He told Newshub last year that as the youngest of six in a Samoan Family "you have very little voice, if any voice at all". 

Collins' mother was a cleaner at Middlemore and his father was a Pentecostal church minister and a taxi driver who worked long hours.    

His father's involvement in the church meant the family's life was split between two distinct worlds. 

"A lot of things we were doing at school kind of contradicted what we were doing at home," he said at the time. 

Collins and his family spent time throughout his childhood between Auckland and Samoa. 

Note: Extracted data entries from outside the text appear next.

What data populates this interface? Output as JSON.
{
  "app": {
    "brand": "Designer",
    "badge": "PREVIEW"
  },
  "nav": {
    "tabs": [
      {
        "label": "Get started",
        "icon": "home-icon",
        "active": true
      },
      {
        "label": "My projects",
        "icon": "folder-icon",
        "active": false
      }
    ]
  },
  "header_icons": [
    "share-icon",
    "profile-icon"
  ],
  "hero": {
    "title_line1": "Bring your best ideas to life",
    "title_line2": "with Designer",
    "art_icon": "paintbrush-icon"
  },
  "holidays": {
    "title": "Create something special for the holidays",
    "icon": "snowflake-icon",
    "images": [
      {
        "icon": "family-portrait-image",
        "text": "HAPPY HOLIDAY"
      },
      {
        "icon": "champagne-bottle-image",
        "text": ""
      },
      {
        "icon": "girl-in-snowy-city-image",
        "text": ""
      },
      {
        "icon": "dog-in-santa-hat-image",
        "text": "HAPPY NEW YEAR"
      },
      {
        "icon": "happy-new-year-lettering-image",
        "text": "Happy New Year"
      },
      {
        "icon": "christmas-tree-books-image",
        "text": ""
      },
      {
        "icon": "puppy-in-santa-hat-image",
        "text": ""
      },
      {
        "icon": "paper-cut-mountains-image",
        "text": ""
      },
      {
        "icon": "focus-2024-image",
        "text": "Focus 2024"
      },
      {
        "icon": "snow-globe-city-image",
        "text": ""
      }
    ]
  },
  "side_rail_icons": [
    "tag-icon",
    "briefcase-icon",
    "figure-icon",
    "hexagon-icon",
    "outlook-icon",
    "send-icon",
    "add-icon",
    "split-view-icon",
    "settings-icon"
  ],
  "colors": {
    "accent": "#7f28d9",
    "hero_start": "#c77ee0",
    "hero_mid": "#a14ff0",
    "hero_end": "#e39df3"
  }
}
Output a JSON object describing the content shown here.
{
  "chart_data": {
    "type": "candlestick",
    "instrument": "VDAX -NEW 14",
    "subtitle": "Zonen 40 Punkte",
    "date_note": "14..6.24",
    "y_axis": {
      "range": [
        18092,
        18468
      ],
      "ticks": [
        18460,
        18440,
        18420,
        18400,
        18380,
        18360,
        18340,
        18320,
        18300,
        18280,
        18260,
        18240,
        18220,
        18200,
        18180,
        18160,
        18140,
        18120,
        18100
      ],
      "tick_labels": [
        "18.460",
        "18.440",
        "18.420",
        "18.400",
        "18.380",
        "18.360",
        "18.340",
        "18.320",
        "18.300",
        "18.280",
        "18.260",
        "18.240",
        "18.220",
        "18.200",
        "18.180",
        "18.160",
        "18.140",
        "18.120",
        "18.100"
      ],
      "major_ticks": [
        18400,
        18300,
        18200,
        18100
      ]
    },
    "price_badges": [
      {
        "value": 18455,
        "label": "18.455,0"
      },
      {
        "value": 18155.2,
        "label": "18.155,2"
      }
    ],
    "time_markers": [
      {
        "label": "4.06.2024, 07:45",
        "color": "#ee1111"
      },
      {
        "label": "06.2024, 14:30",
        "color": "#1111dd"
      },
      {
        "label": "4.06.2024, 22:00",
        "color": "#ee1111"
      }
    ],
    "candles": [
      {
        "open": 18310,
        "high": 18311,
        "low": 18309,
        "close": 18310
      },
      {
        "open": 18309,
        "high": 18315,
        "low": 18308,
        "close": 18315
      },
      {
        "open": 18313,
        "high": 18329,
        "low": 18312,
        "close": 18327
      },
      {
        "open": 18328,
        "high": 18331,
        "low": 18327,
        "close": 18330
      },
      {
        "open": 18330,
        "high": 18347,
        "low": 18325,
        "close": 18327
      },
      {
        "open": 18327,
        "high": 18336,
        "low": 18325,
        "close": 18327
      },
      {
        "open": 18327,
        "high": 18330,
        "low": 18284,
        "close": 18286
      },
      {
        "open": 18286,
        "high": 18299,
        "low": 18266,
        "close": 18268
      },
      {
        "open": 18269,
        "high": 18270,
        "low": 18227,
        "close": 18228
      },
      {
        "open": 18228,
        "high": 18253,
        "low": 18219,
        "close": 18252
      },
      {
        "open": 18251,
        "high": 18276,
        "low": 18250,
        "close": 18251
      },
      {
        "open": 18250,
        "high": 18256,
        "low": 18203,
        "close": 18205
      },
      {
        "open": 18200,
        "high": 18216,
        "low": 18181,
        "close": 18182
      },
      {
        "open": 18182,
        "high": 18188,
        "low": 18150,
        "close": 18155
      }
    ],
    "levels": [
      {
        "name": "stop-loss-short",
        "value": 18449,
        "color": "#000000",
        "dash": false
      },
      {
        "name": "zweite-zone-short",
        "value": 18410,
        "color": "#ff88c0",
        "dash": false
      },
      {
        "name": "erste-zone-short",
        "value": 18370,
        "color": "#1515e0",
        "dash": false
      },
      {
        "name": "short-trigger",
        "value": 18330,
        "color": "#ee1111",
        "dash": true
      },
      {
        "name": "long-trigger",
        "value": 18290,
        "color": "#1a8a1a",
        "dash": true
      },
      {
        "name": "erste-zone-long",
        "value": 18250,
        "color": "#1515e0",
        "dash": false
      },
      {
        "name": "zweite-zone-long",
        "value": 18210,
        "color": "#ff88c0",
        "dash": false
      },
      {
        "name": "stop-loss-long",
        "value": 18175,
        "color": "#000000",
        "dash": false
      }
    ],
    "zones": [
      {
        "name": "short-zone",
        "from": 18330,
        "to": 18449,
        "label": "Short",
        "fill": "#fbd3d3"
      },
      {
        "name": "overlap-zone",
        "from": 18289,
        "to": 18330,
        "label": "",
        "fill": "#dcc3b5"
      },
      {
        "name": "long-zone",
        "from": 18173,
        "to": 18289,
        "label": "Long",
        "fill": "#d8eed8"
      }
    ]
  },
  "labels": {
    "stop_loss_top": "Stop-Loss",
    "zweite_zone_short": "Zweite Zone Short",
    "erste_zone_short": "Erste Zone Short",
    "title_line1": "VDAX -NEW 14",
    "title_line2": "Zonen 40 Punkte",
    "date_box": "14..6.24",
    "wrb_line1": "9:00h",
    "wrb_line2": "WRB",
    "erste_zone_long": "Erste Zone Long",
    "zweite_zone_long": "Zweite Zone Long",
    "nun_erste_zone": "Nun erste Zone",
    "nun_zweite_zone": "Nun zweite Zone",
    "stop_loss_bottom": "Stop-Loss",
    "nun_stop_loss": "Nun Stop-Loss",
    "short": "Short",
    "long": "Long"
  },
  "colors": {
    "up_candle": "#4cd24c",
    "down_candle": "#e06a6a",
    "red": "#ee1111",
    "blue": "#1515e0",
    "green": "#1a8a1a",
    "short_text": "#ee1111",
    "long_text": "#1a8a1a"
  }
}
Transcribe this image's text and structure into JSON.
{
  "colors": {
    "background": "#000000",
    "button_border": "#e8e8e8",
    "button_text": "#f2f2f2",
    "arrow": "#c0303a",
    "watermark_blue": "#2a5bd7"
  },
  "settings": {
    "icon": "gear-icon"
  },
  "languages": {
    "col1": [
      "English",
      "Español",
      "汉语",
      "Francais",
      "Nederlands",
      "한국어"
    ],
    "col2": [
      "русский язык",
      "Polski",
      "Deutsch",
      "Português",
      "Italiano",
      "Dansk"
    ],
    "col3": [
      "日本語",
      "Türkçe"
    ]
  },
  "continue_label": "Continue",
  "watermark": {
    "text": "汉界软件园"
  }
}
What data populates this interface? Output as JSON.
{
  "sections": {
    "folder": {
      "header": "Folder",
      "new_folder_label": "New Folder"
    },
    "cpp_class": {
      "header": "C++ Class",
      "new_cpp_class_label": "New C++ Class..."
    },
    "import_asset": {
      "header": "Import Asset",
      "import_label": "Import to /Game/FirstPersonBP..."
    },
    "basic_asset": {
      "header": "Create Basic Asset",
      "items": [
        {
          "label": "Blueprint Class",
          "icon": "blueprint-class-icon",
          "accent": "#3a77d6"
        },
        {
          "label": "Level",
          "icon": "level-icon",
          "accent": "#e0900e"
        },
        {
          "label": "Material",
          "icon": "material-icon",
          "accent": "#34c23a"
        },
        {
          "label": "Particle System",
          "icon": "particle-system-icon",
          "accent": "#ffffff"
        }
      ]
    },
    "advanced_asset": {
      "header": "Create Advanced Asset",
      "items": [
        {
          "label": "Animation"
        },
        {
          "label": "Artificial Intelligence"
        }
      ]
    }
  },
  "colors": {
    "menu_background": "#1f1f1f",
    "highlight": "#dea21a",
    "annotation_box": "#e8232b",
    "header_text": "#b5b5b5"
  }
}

"We were challenged by the New Zealand world and the Samoan world, trying to get the best of both and understand that we were navigating two very different cultural worlds," he said.   

He played softball and rugby as a child, "but in comparison to my brothers I was useless, so I needed to find something for me that I could be known for".   

This led him to try debating, where he excelled at University.   

"I met so many different people at University and I realised there were lots of people who didn't go to church," he said.   

While studying metaphysics, Collins was told by his lecturer God is a woman, "And I thought 'Oh my gosh, wait till I tell dad that God's a woman'.   

"So, I went home, and he said, 'Oh my goodness, what are we going to do?' We were confounded by all of this."   

Collins saw University as the coming together of different ideas, but faith has remained a core part of his life.   

"As I've evolved as a person, I've realised there are some things that I held really strongly, and now those are things that I'm flexible with," he said.   

Around 10 years ago, Collins came out against marriage equality.   

"As my thinking has evolved, I accept that people love in different ways, that people are allowed to love the way they choose."   

Collins had apologised to many, particularly the Pasifika rainbow community, "because I know people were hurt by those comments". 

Collins was married to his wife Fia for 11 years.   

In November 2023, Fia told Newshub she was "drawn to his passion for people and he was really down to earth".   

Fia added that while the family was proud of Collins' achievements, his life in the public eye could be "quite challenging for our family.   

"I'm quite vocal and sometimes being in the public eye makes me feel like that voice is silenced.  

"In certain situations, you have to look and sound a particular way," she told Newshub. 

During the 2022 Auckland mayoralty race, in which Collins was a frontrunner against Wayne Brown, his family faced death threats, one of which was taken seriously by police.    

"Our family has been through so much, and I remember the challenge around the death threats has been that they had to put up with them," a tearful Collins said at the time. 

"We choose to be advocates, but it comes at quite a personal cost." 

"I often think of our eldest daughter, because we sat down, and she asked, 'Why would people want to kill us'."   

Collins said that he felt a huge sense of responsibility for his family, "and it breaks me that they have to go through this.   

"That's an experience that we've managed and navigated and I'm grateful to Fia and my girls because they've never walked away from this passion we have to speak for the community."   

With a lack of Pacific Island representation in the Government, Collins was determined to be a strong voice from the opposition benches.   

"People are relying on us to speak on their behalf so that's what we're going to do," he said.  

Collins said that he "brings the hood" to Parliament.   

"When I say the hood, I mean I bring attitude, I bring a strong voice, and I bring a cultural relevance and respect that we might not have seen before."   

Collins believed people didn't know what the real South Auckland was like.    

"I think we're pretty hip, pretty cool, we're relaxed but we are strong and we're bold and that's what I'm going to bring to Parliament," he said at the time.